But those with a religious belief in capitalism frequently cling to the notion that that which does survive and thrive is that which SHOULD survive and thrive, conveniently blocking from their minds the truth that evil is frequently well versed in survival. But this naive capitalist dogma relieves us of the human responsibility to ENSURE the survival of the good by throwing our weight behind it. We can sit on our hands and watch gladiators behead children while mumbling something about Darwin under our breaths. If people do not feel a moral responsibility to see that good triumphs, capitalism will create nothing more than a cesspool of oppression.
Allowing life to take its course is not evolution. Evolution is taking responsibility for what happens in our world. Might makes right leads to de-evolution.
The principle of self-reliance can also be troubling. On the one hand, it is a beautiful thing when people take responsibility for their own survival. On the other hand, most people who consider themselves ‘self-reliant’ pay little attention to all the people and systems which make their self-reliance possible. Then, when they see someone else struggling to survive, they make the naive assumption that a lack of self-reliance must be the problem.
Yet again, a 60 second reflection easily reveals the complicated truth that many (most?) human problems are external in nature. Slavery and systems which create functional enslavement being just two examples. As far as we know, the animals in the zoo are every bit as self-reliant- or would be anyways- as animals in the wild. To attribute the struggles of others to their inferior moral characters is simply a fantasy which relieves us of guilt as we prioritize the most trivial pleasures for ourselves over the basic needs of others. Because if we were to help them, they would never learn self-reliance, now would they?
There is also the brain-dead conflation of poverty with laziness. While this may be true in some cases, the reality is simple. Our wealth is determined by a single factor- how much money we have received from others. Lazy people frequently position themselves to receive quite a bit of money. Hardworking people can also position themselves to receive good money from their labor.
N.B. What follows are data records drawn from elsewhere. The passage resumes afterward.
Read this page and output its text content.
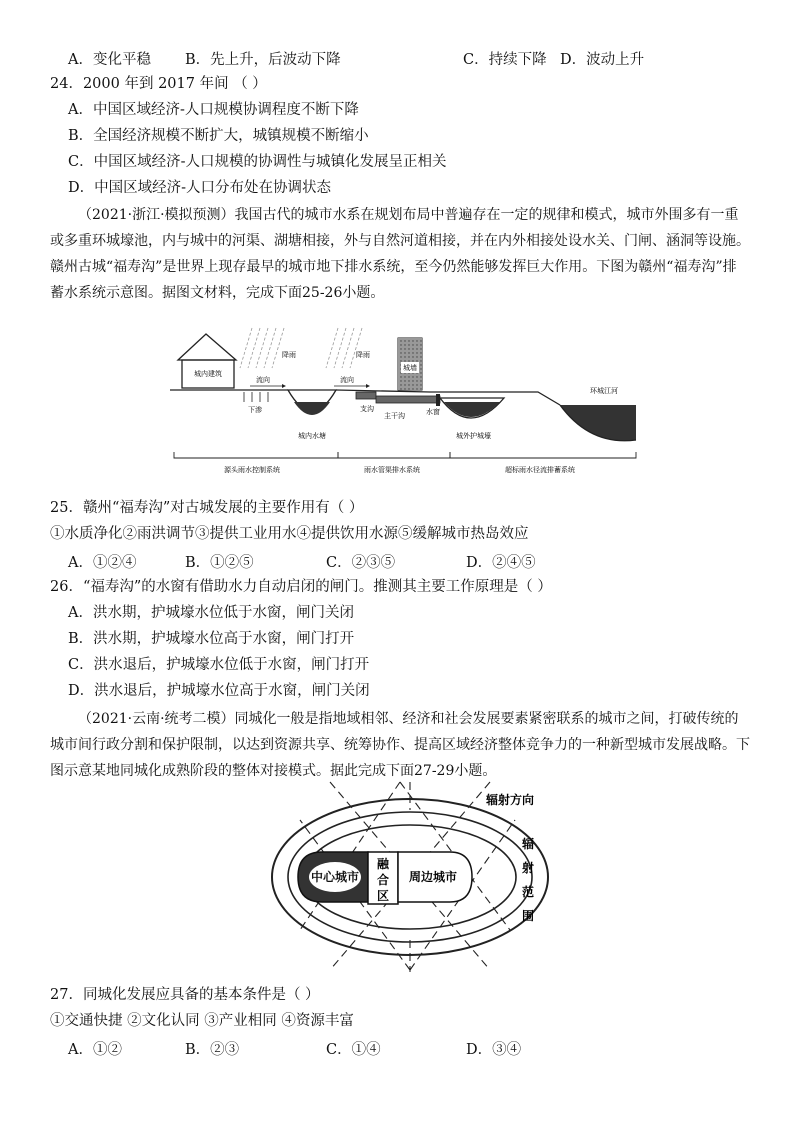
A．变化平稳 B．先上升，后波动下降	C．持续下降 D．波动上升
24．2000 年到 2017 年间 （ ）
A．中国区域经济-人口规模协调程度不断下降
B．全国经济规模不断扩大，城镇规模不断缩小
C．中国区域经济-人口规模的协调性与城镇化发展呈正相关
D．中国区域经济-人口分布处在协调状态
（2021·浙江·模拟预测）我国古代的城市水系在规划布局中普遍存在一定的规律和模式，城市外围多有一重或多重环城壕池，内与城中的河渠、湖塘相接，外与自然河道相接，并在内外相接处设水关、门闸、涵洞等设施。赣州古城“福寿沟”是世界上现存最早的城市地下排水系统，至今仍然能够发挥巨大作用。下图为赣州“福寿沟”排蓄水系统示意图。据图文材料，完成下面25-26小题。
城内建筑
降雨	降雨
城墙
流向	流向
下渗
城内水塘
支沟
主干沟	水窗
城外护城壕
环城江河
源头雨水控制系统	雨水管渠排水系统	超标雨水径流排蓄系统
25．赣州“福寿沟”对古城发展的主要作用有（ ）
①水质净化②雨洪调节③提供工业用水④提供饮用水源⑤缓解城市热岛效应
A．①②④	B．①②⑤	C．②③⑤	D．②④⑤
26．“福寿沟”的水窗有借助水力自动启闭的闸门。推测其主要工作原理是（ ）
A．洪水期，护城壕水位低于水窗，闸门关闭
B．洪水期，护城壕水位高于水窗，闸门打开
C．洪水退后，护城壕水位低于水窗，闸门打开
D．洪水退后，护城壕水位高于水窗，闸门关闭
（2021·云南·统考二模）同城化一般是指地域相邻、经济和社会发展要素紧密联系的城市之间，打破传统的城市间行政分割和保护限制，以达到资源共享、统筹协作、提高区域经济整体竞争力的一种新型城市发展战略。下图示意某地同城化成熟阶段的整体对接模式。据此完成下面27-29小题。
中心城市
融
合
区
周边城市
辐射方向
辐
射
范
围
27．同城化发展应具备的基本条件是（ ）
①交通快捷 ②文化认同 ③产业相同 ④资源丰富
A．①②	B．②③	C．①④	D．③④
Or hardworking people can find themselves in situations where they receive little or no rewards- in some cases even ending up in debt from nonstop work.
But it is always the case that wealth is simply a measure of what we have received. Never a measure of what we have given. Hardworking people all over the world can barely feed their children. In many cases the poor are the most hardworking segment of society. We call them the labor class. They are contributing but aren’t positioned to receive wealth- either through their own lack of skill in RECEIVING or an actual lack of options. In astrology, for example, the sign that rules work- Virgo- is associated with poverty. Virgo focuses constantly on solving the problems of those around him and is rewarded with scorn. A pattern we have all witnessed.
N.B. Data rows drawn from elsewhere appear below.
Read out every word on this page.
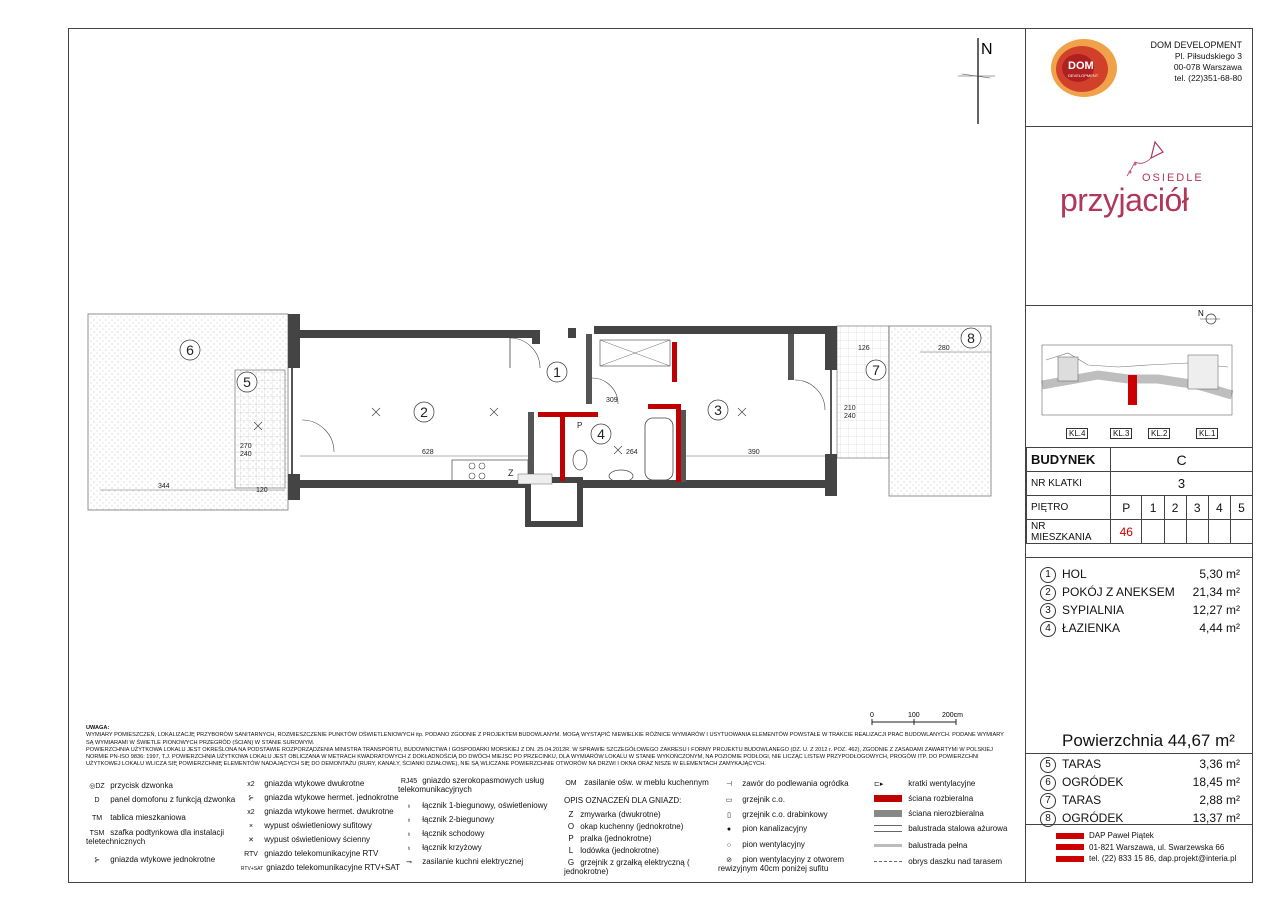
DOM
DEVELOPMENT
DOM DEVELOPMENT
Pl. Piłsudskiego 3
00-078 Warszawa
tel. (22)351-68-80
OSIEDLE
przyjaciół
N
KL.4	KL.3	KL.2	KL.1
BUDYNEK	C					
NR KLATKI	3					
PIĘTRO	P	1	2	3	4	5
NR MIESZKANIA	46					
1 HOL	5,30 m²
2 POKÓJ Z ANEKSEM 21,34 m²
3 SYPIALNIA	12,27 m²
4 ŁAZIENKA	4,44 m²
Powierzchnia 44,67 m²
5 TARAS	3,36 m²
6 OGRÓDEK	18,45 m²
7 TARAS	2,88 m²
8 OGRÓDEK	13,37 m²
DAP Paweł Piątek
01-821 Warszawa, ul. Swarzewska 66
tel. (22) 833 15 86, dap.projekt@interia.pl
N
628	390
264
344
270
240
120
280
126
210
240
309
Z
P
6
5
2
1
4
3
7
8
0	100	200cm
UWAGA:
WYMIARY POMIESZCZEŃ, LOKALIZACJĘ PRZYBORÓW SANITARNYCH, ROZMIESZCZENIE PUNKTÓW OŚWIETLENIOWYCH itp. PODANO ZGODNIE Z PROJEKTEM BUDOWLANYM. MOGĄ WYSTĄPIĆ NIEWIELKIE RÓŻNICE WYMIARÓW I USYTUOWANIA ELEMENTÓW POWSTAŁE W TRAKCIE REALIZACJI PRAC BUDOWLANYCH. PODANE WYMIARY
SĄ WYMIARAMI W ŚWIETLE PIONOWYCH PRZEGRÓD (ŚCIAN) W STANIE SUROWYM.
POWIERZCHNIA UŻYTKOWA LOKALU JEST OKREŚLONA NA PODSTAWIE ROZPORZĄDZENIA MINISTRA TRANSPORTU, BUDOWNICTWA I GOSPODARKI MORSKIEJ Z DN. 25.04.2012R. W SPRAWIE SZCZEGÓŁOWEGO ZAKRESU I FORMY PROJEKTU BUDOWLANEGO (DZ. U. Z 2012 r. POZ. 462), ZGODNIE Z ZASADAMI ZAWARTYMI W POLSKIEJ
NORMIE PN-ISO 9836: 1997, T.J. POWIERZCHNIA UŻYTKOWA LOKALU JEST OBLICZANA W METRACH KWADRATOWYCH Z DOKŁADNOŚCIĄ DO DWÓCH MIEJSC PO PRZECINKU, DLA WYMIARÓW LOKALU W STANIE WYKOŃCZONYM, NA POZIOMIE PODŁOGI, NIE LICZĄC LISTEW PRZYPODŁOGOWYCH, PROGÓW ITP. DO POWIERZCHNI
UŻYTKOWEJ LOKALU WLICZA SIĘ POWIERZCHNIĘ ELEMENTÓW NADAJĄCYCH SIĘ DO DEMONTAŻU (RURY, KANAŁY, ŚCIANKI DZIAŁOWE), NIE SĄ WLICZANE POWIERZCHNIE OTWORÓW NA DRZWI I OKNA ORAZ NISZE W ELEMENTACH ZAMYKAJĄCYCH.
◎DZ przycisk dzwonka
D panel domofonu z funkcją dzwonka
TM tablica mieszkaniowa
TSM szafka podtynkowa dla instalacji teletechnicznych
⊱ gniazda wtykowe jednokrotne
x2 gniazda wtykowe dwukrotne
⊱ gniazda wtykowe hermet. jednokrotne
x2 gniazda wtykowe hermet. dwukrotne
× wypust oświetleniowy sufitowy
✕ wypust oświetleniowy ścienny
RTV gniazdo telekomunikacyjne RTV
RTV+SAT gniazdo telekomunikacyjne RTV+SAT
RJ45 gniazdo szerokopasmowych usług telekomunikacyjnych
♁ łącznik 1-biegunowy, oświetleniowy
♁ łącznik 2-biegunowy
♁ łącznik schodowy
♁ łącznik krzyżowy
⊸ zasilanie kuchni elektrycznej
OM zasilanie ośw. w meblu kuchennym
OPIS OZNACZEŃ DLA GNIAZD:
Z zmywarka (dwukrotne)
O okap kuchenny (jednokrotne)
P pralka (jednokrotne)
L lodówka (jednokrotne)
G grzejnik z grzałką elektryczną ( jednokrotne)
⊣ zawór do podlewania ogródka
▭ grzejnik c.o.
▯ grzejnik c.o. drabinkowy
● pion kanalizacyjny
○ pion wentylacyjny
⊘ pion wentylacyjny z otworem rewizyjnym 40cm poniżej sufitu
⊏▸	kratki wentylacyjne
ściana rozbieralna
ściana nierozbieralna
balustrada stalowa ażurowa
balustrada pełna
obrys daszku nad tarasem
So this is yet another problem with religious capitalism- we measure people’s value by how much they have received from society, not how much they have given to it. We convince ourselves that these are one and the same. This relieves us of guilt & casts our fawning admiration towards the rich in a more flattering light. We admire their contributions. We aren’t sniveling syncophants drawn to power like a moth to hell.
So while I am fully team capitalism, I embrace it as an economic system- NOT a religious philosophy. Capitalism will never ensure the cream rises to the top. It is does not magically cause good to triumph over evil. That is OUR job. If we sit on our fat asses and watch humanity slug it out in a gladiator pit just waiting to suck the dick of the winner we will create a hell on earth. Cause you know who the winner will be. Satan. When capitalism is used as an excuse to free ourselves of moral responsibility, that is just the way things go.